The Southern Poverty Law Center (SPLC) began identifying anti-Muslim “hate groups” in 2010 after controversy flared over the proposed Cordoba House mosque, a few blocks from the World Trade Center site.2 In 2010, there were five active anti-Muslim hate groups — organizations that, by the SPLC’s criteria, “exhibit extreme hostility toward Muslims” and “broadly defame Islam, which they tend to treat as a monolithic and evil religion.” (A group does not need to advocate violence explicitly to be included on the SPLC list.)

The SPLC’s tally ballooned to 30 in 2011 and then 36 in 2012 and 2013. The SPLC’s Spring 2015 Intelligence Report’s count of 24 represents the first decline in anti-Muslim hate groups since the SPLC began its watch, and was part of an overall decline in labeled hate groups from 939 in 2013 to 784 in 2014. (Of course, the number of groups and the number of supporters of those groups are two different things. Information on membership is frequently not available.)

But the simple count of anti-Islam groups can be deceptive. Growth in anti-Muslim groups seems to be driven as much by a few key leaders founding multiple organizations as by new people forming independent groups.

When Geller held her “Draw Muhammed” event, she did so under the aegis of the American Freedom Defense Initiative, of which she is the executive director.
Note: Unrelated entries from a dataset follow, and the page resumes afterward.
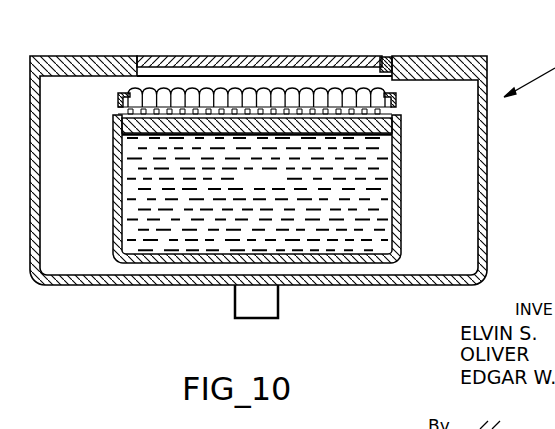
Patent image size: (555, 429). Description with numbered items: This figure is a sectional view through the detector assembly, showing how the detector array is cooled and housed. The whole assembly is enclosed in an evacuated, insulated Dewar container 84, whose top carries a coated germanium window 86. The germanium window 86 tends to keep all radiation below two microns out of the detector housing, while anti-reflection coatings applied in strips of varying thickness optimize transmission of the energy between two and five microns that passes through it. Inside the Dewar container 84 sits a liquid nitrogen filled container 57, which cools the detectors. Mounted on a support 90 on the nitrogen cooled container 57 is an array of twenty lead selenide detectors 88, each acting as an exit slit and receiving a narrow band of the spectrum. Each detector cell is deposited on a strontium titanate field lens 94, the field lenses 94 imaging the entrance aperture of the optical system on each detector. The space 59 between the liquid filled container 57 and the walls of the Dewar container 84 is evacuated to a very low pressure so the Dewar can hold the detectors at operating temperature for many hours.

The liquid nitrogen filled container 57 is at (257, 194).
The space 59 is at (421, 207).
The Dewar container 84 is at (487, 190).
The coated germanium window 86 is at (287, 58).
The lead selenide detectors 88 is at (123, 117).
The support 90 is at (378, 129).
The strontium titanate field lenses 94 is at (163, 88).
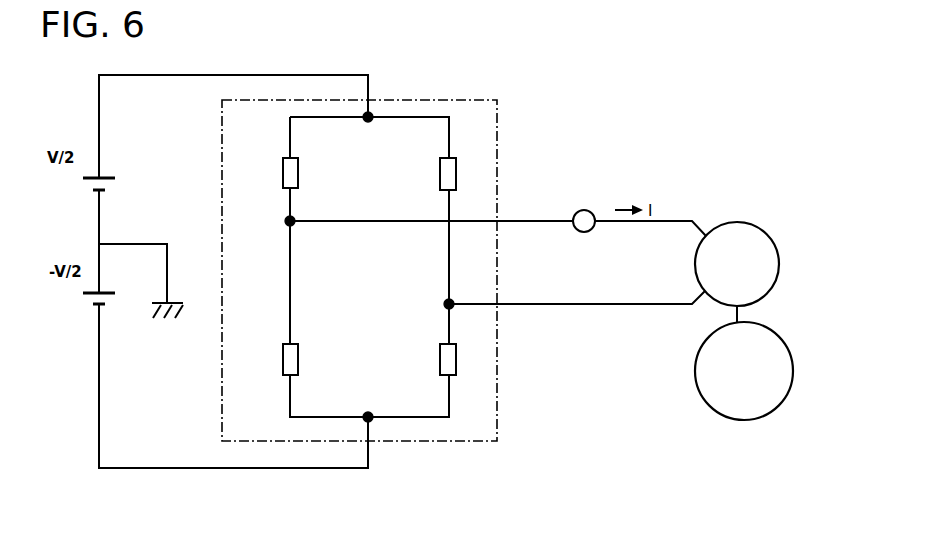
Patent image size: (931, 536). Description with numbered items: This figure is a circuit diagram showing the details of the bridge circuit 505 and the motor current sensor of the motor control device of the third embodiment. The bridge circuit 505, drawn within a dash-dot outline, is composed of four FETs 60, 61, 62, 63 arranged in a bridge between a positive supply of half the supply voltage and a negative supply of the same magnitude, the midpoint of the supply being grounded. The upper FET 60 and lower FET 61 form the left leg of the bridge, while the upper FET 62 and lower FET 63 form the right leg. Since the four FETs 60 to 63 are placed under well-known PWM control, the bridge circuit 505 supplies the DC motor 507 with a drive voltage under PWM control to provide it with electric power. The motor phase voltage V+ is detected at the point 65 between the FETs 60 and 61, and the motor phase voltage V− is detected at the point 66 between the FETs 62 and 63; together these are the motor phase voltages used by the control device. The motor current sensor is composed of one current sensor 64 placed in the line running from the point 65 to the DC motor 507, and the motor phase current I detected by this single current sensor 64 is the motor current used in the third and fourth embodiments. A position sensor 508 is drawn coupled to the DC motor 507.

The bridge circuit 505 is at (472, 110).
The FET 60 is at (285, 173).
The FET 61 is at (286, 360).
The FET 62 is at (442, 173).
The FET 63 is at (442, 360).
The current sensor 64 is at (579, 217).
The point 65 is at (293, 224).
The point 66 is at (447, 302).
The DC motor 507 is at (772, 252).
The position sensor 508 is at (787, 341).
The ads that Geller ordered in New York mention the American Freedom Defense Initiative in their disclaimers but direct readers to Jihad Watch, Atlas Shrugs and Truth About Quran.
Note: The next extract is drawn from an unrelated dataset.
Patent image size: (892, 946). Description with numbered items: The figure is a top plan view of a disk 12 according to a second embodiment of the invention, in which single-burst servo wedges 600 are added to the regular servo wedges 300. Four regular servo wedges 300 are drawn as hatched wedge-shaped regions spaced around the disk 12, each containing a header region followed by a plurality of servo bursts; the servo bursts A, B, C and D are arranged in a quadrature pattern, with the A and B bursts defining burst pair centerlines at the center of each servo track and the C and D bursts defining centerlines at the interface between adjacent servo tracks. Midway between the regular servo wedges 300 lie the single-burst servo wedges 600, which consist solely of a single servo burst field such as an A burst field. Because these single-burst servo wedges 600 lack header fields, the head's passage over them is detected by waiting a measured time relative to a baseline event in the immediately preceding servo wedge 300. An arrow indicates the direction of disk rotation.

The American Freedom Defense Initiative, Jihad Watch and Atlas Shrugs are listed by SPLC as hate groups. Atlas Shrugs’s website simply redirects to Geller’s personal website, and according to tax filings, Geller is also president of Jihad Watch. Robert Spencer, the writer who runs Jihad Watch, also co-founded Stop Islamization of America (SIOA) with Geller. The website of SIOA, which is also on the hate-group list, redirects to a subsite of the American Freedom Defense Initiative.
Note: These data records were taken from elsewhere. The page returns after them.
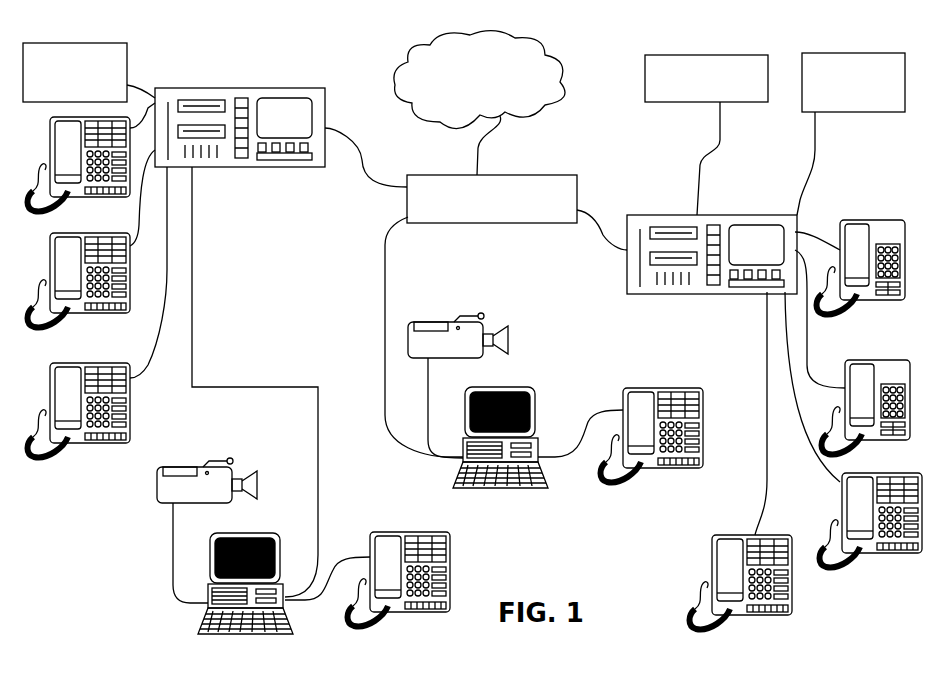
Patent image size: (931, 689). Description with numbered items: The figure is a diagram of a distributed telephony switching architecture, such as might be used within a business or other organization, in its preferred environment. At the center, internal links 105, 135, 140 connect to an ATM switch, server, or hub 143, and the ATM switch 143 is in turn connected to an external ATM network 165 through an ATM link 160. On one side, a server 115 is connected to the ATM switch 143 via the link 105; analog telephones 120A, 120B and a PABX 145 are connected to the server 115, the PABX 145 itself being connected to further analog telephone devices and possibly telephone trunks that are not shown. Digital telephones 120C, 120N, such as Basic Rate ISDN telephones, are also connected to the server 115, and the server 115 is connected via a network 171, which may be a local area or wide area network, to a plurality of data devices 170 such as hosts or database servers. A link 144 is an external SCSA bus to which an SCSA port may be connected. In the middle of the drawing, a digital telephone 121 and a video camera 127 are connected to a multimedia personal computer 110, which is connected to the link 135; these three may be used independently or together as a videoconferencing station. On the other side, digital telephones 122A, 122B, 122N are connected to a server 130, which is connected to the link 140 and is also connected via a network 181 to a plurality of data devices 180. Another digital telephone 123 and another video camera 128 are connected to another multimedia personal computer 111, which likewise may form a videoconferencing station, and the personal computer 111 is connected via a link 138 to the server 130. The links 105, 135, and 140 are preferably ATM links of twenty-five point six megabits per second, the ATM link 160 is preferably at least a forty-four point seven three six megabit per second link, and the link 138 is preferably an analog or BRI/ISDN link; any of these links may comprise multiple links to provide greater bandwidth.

The internal link 105 is at (603, 238).
The multimedia personal computer 110 is at (512, 387).
The multimedia personal computer 111 is at (253, 533).
The server 115 is at (695, 293).
The analog telephone 120A is at (875, 220).
The analog telephone 120B is at (887, 358).
The digital telephone 120C is at (867, 558).
The digital telephone 120N is at (705, 563).
The digital telephone 121 is at (660, 388).
The digital telephone 122A is at (118, 202).
The digital telephone 122B is at (123, 327).
The digital telephone 122N is at (82, 445).
The digital telephone 123 is at (402, 528).
The video camera 127 is at (438, 320).
The video camera 128 is at (188, 467).
The server 130 is at (238, 88).
The internal link 135 is at (383, 328).
The link 138 is at (320, 417).
The internal link 140 is at (360, 180).
The ATM switch 143 is at (482, 223).
The external SCSA bus link 144 is at (698, 163).
The PABX 145 is at (675, 104).
The ATM link 160 is at (477, 148).
The external ATM network 165 is at (410, 52).
The data devices 170 is at (887, 113).
The network 171 is at (820, 163).
The data devices 180 is at (128, 49).
The network 181 is at (143, 83).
In other words, Geller and Spencer are, between the two of them, the leaders of 17 percent (four of 24) of all the anti-Muslim groups that the SPLC tracks. Mark Potok, a senior fellow at the SPLC, explained that his organization lists each group separately because the groups may engage in different patterns of activity.

A 2014 report by the Council on American-Islamic Relations (CAIR) found a similar pattern of centralization among anti-Islam organizations. CAIR listed 37 active groups in the “inner core” of what it considers Islamophobia activism and 32 additional groups in an “outer core.” Inner-core organizations tend to be focused particularly on Islam; outer-core groups provide financial or other supports to the inner core but may work on a wider array of issues. Board membership and funding sources frequently overlapped between nominally separate groups.

A Center for American Progress (CAP) report in 2011 — titled “Fear, Inc.” — had similar findings. It identified seven top funders of anti-Islamic research and rhetoric. These groups contributed $42.6 million to “Islamophobia think tanks” between 2001 and 2009. All of these funders gave to at least three of the eight Islamophobic groups that CAP tracked.

All that money buys the appearance of a growing movement, but although Geller and a few others will continue to hold events and issue challenges, the most prominent anti-Muslim hate groups remain the product of a small group of leaders acting under many different names and logos.

Footnotes

  1. I’m talking about leadership in this article, not membership.

  2. From 2000 to 2009, the SPLC found no anti-Muslim groups in the U.S., but also did not focus on them as a specific category of hate group.

Leah Libresco is a former news writer for FiveThirtyEight.